No último 14 de julho, completou-se um ano do falecimento de Sylvia Molloy. De herança, ela nos deixou riquíssimas contribuições no que diz respeito à crítica literária hispano-americana, dois romances, além de uma porção de livros com teor autobiográfico/memorialístico, pequenos em extensão, mas de profundidade e complexidade inquestionáveis. Sua obra é marcada por questões de identidade, pertencimento, memória, gênero e sexualidade, e, claro, pelo amor pelos livros. No prefácio de Vale o escrito: a escritura autobiográfica na América Hispânica, uma das publicações mais conhecidas da autora, Silviano Santiago diz que a obra de Molloy é “um elogio ao livro, à literatura e à leitura, independentemente das considerações sobre barreiras geográficas ou linguísticas.”

Por pura gratidão, como disse Zambra, quis escrever meu próprio Citas de Lectura, mas não levei o projeto adiante. Apesar disso, inicio em breve a execução de outro projeto que parte da leitura de Molloy: uma pesquisa de mestrado cujo objetivo é investigar de que maneira o livro e o ato de ler aparecem na obra autobiográfica da autora argentina, como essa “solicitação do livro” se relaciona com sua própria produção crítica acerca da autobiografia hispano-americana, e de que forma esta estratégia textual instala sua produção em meio às possibilidades para a produção autobiográfica contemporânea.

Apesar da sua partida há um ano, triste aniversário que motivou a escrita desse texto, sinto grande contentamento pela possibilidade de trabalhar com uma obra tão valiosa e relevante, que contribuiu e seguirá contribuindo não apenas para a análise e compreensão da literatura e da autobiografia contemporânea, mas sobretudo para a sua apreciação. Ao dar os primeiros passos na minha jornada como pesquisadora, em meio às inseguranças e incertezas, encontro algum conforto na ideia de que estudarei a obra de quem se dedicou à literatura, primeiro, por amor: Sylvia Molloy, que antes de ser crítica literária, escritora, professora, foi, e em seus livros será para sempre, a leitora com o livro na mão.

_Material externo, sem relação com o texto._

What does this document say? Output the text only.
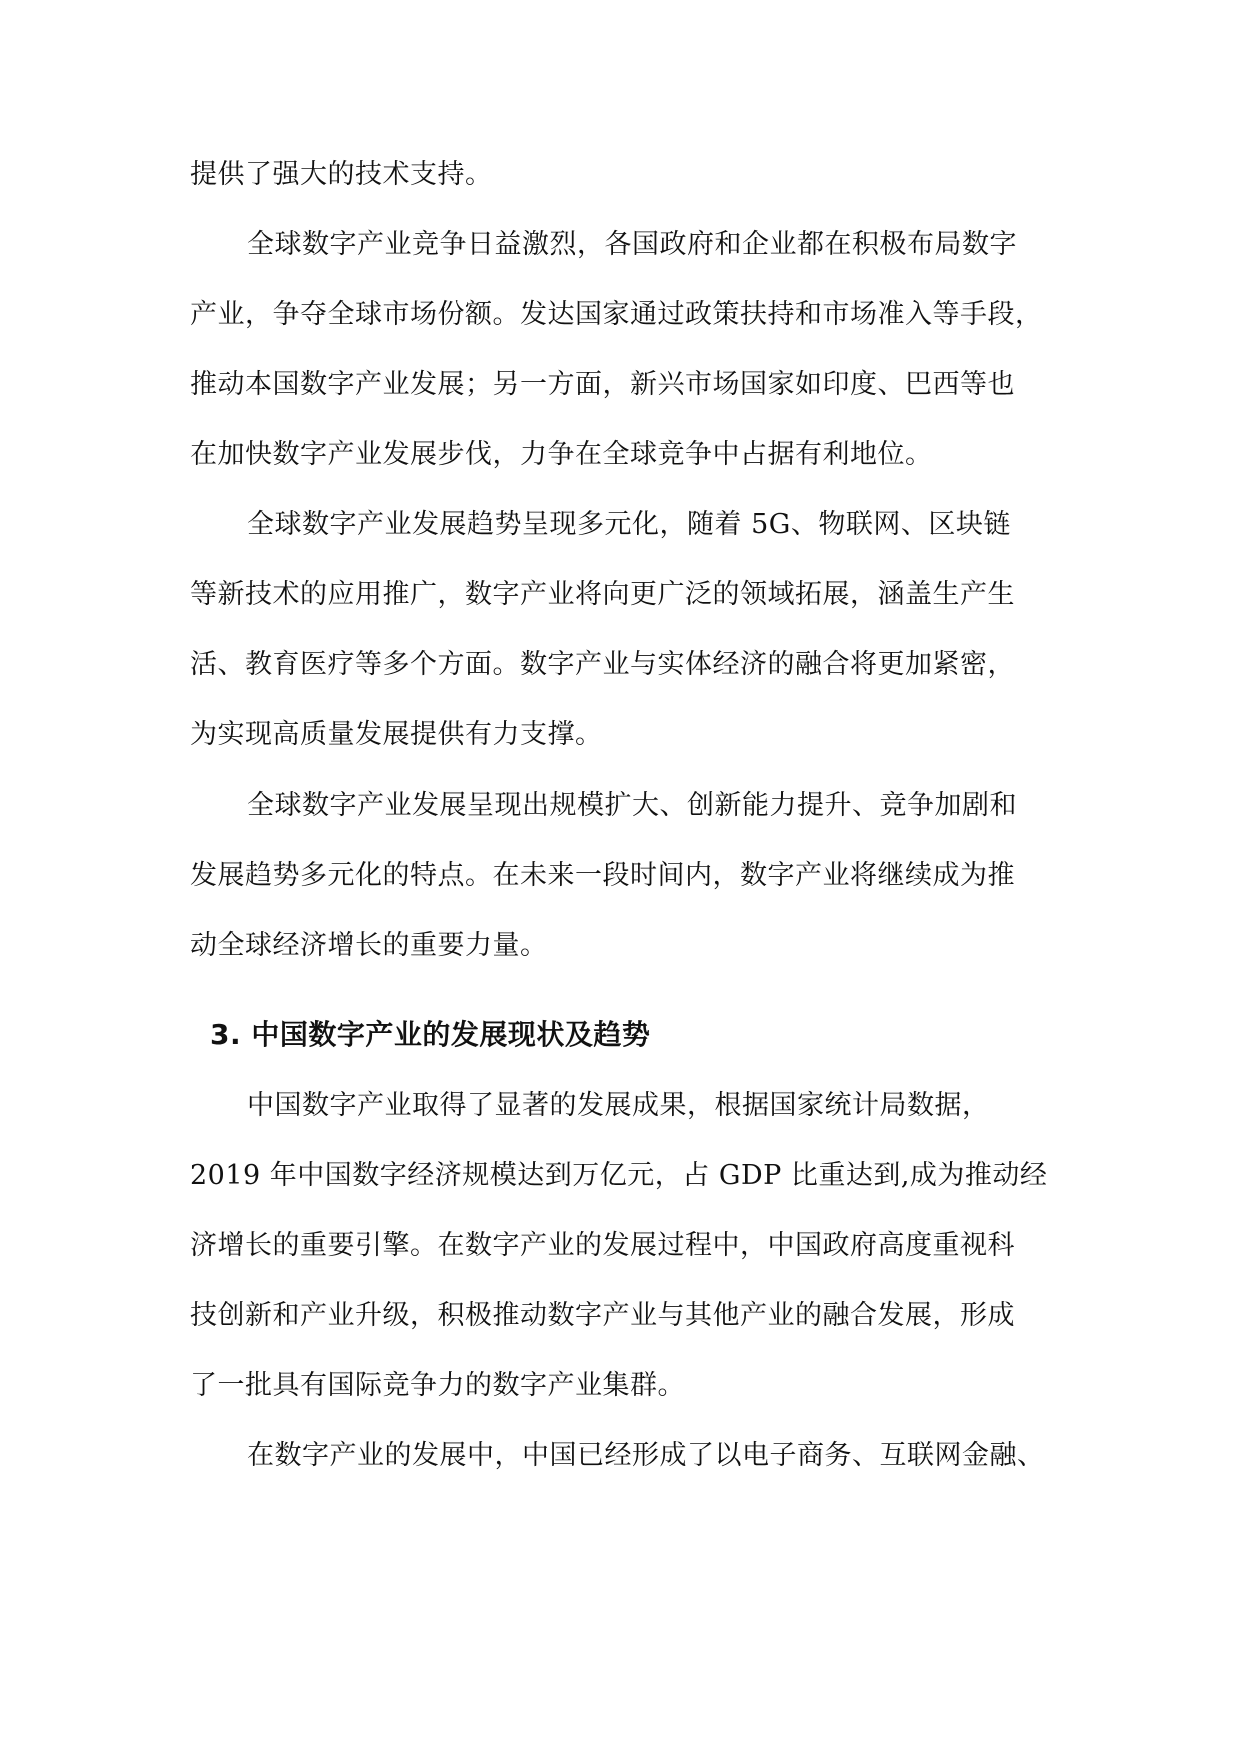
提供了强大的技术支持。
全球数字产业竞争日益激烈，各国政府和企业都在积极布局数字
产业，争夺全球市场份额。发达国家通过政策扶持和市场准入等手段，
推动本国数字产业发展；另一方面，新兴市场国家如印度、巴西等也
在加快数字产业发展步伐，力争在全球竞争中占据有利地位。
全球数字产业发展趋势呈现多元化，随着 5G、物联网、区块链
等新技术的应用推广，数字产业将向更广泛的领域拓展，涵盖生产生
活、教育医疗等多个方面。数字产业与实体经济的融合将更加紧密，
为实现高质量发展提供有力支撑。
全球数字产业发展呈现出规模扩大、创新能力提升、竞争加剧和
发展趋势多元化的特点。在未来一段时间内，数字产业将继续成为推
动全球经济增长的重要力量。
3. 中国数字产业的发展现状及趋势
中国数字产业取得了显著的发展成果，根据国家统计局数据，
2019 年中国数字经济规模达到万亿元，占 GDP 比重达到,成为推动经
济增长的重要引擎。在数字产业的发展过程中，中国政府高度重视科
技创新和产业升级，积极推动数字产业与其他产业的融合发展，形成
了一批具有国际竞争力的数字产业集群。
在数字产业的发展中，中国已经形成了以电子商务、互联网金融、
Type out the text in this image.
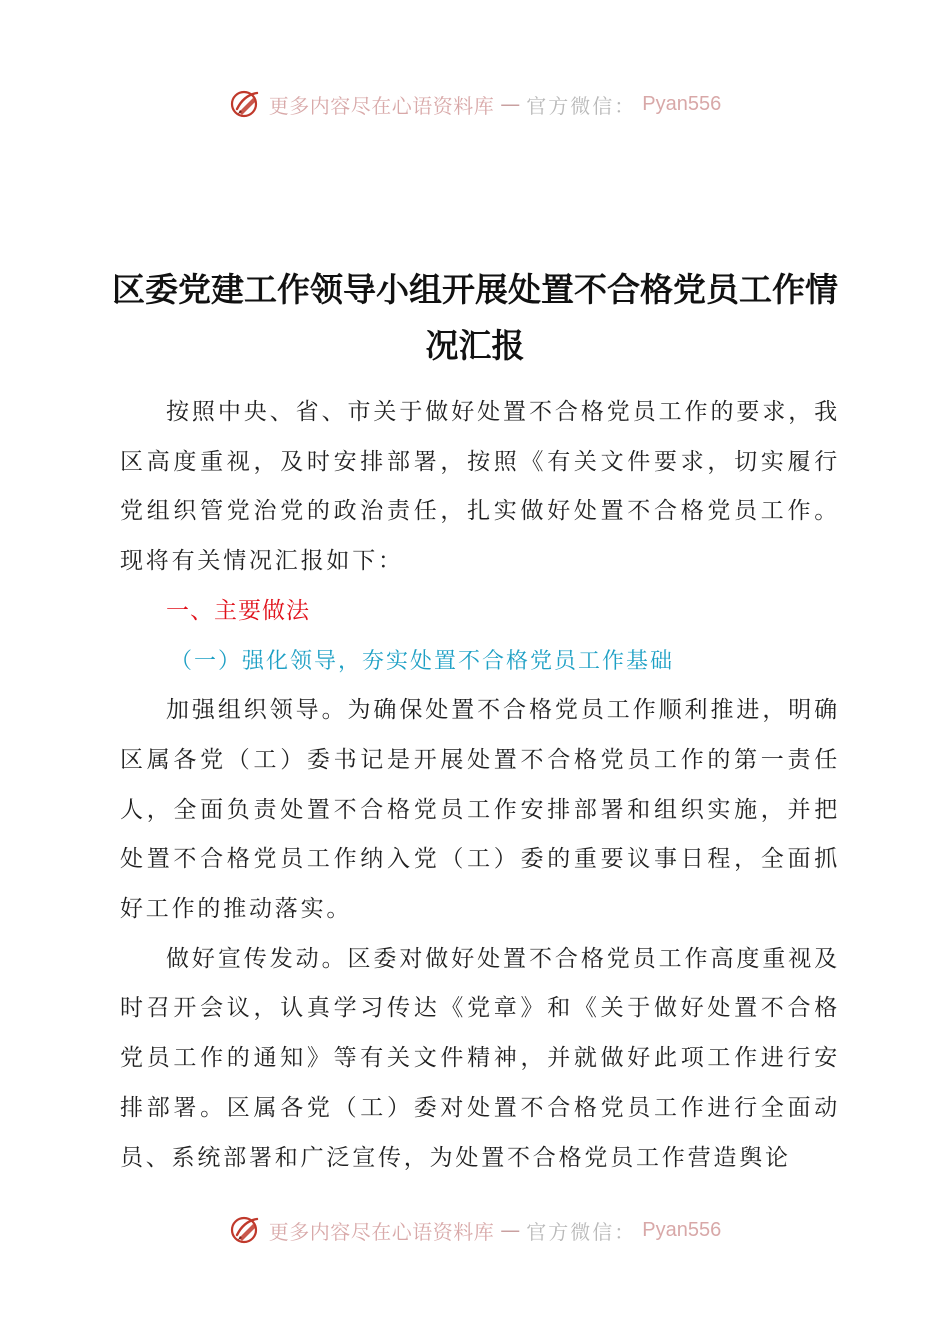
更多内容尽在心语资料库 — 官方微信： Pyan556
区委党建工作领导小组开展处置不合格党员工作情况汇报

按照中央、省、市关于做好处置不合格党员工作的要求，我区高度重视，及时安排部署，按照《有关文件要求，切实履行党组织管党治党的政治责任，扎实做好处置不合格党员工作。现将有关情况汇报如下：

一、主要做法

（一）强化领导，夯实处置不合格党员工作基础

加强组织领导。为确保处置不合格党员工作顺利推进，明确区属各党（工）委书记是开展处置不合格党员工作的第一责任人，全面负责处置不合格党员工作安排部署和组织实施，并把处置不合格党员工作纳入党（工）委的重要议事日程，全面抓好工作的推动落实。

做好宣传发动。区委对做好处置不合格党员工作高度重视及时召开会议，认真学习传达《党章》和《关于做好处置不合格党员工作的通知》等有关文件精神，并就做好此项工作进行安排部署。区属各党（工）委对处置不合格党员工作进行全面动员、系统部署和广泛宣传，为处置不合格党员工作营造舆论

更多内容尽在心语资料库 — 官方微信： Pyan556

1 Ludine Alves é mestranda do Programa de Pós-graduação em Literatura e Cultura da UFBA,e seu projeto investiga a solicitação do livro na obra autobiográfica de Sylvia Molloy. É bacharel em Letras (Língua Estrangeira Moderna) pela mesma universidade. Durante a graduação, foi bolsista de iniciação científica (FAPESB), tendo desenvolvido uma pesquisa sobre práticas inespecíficas no espaço biográfico contemporâneo.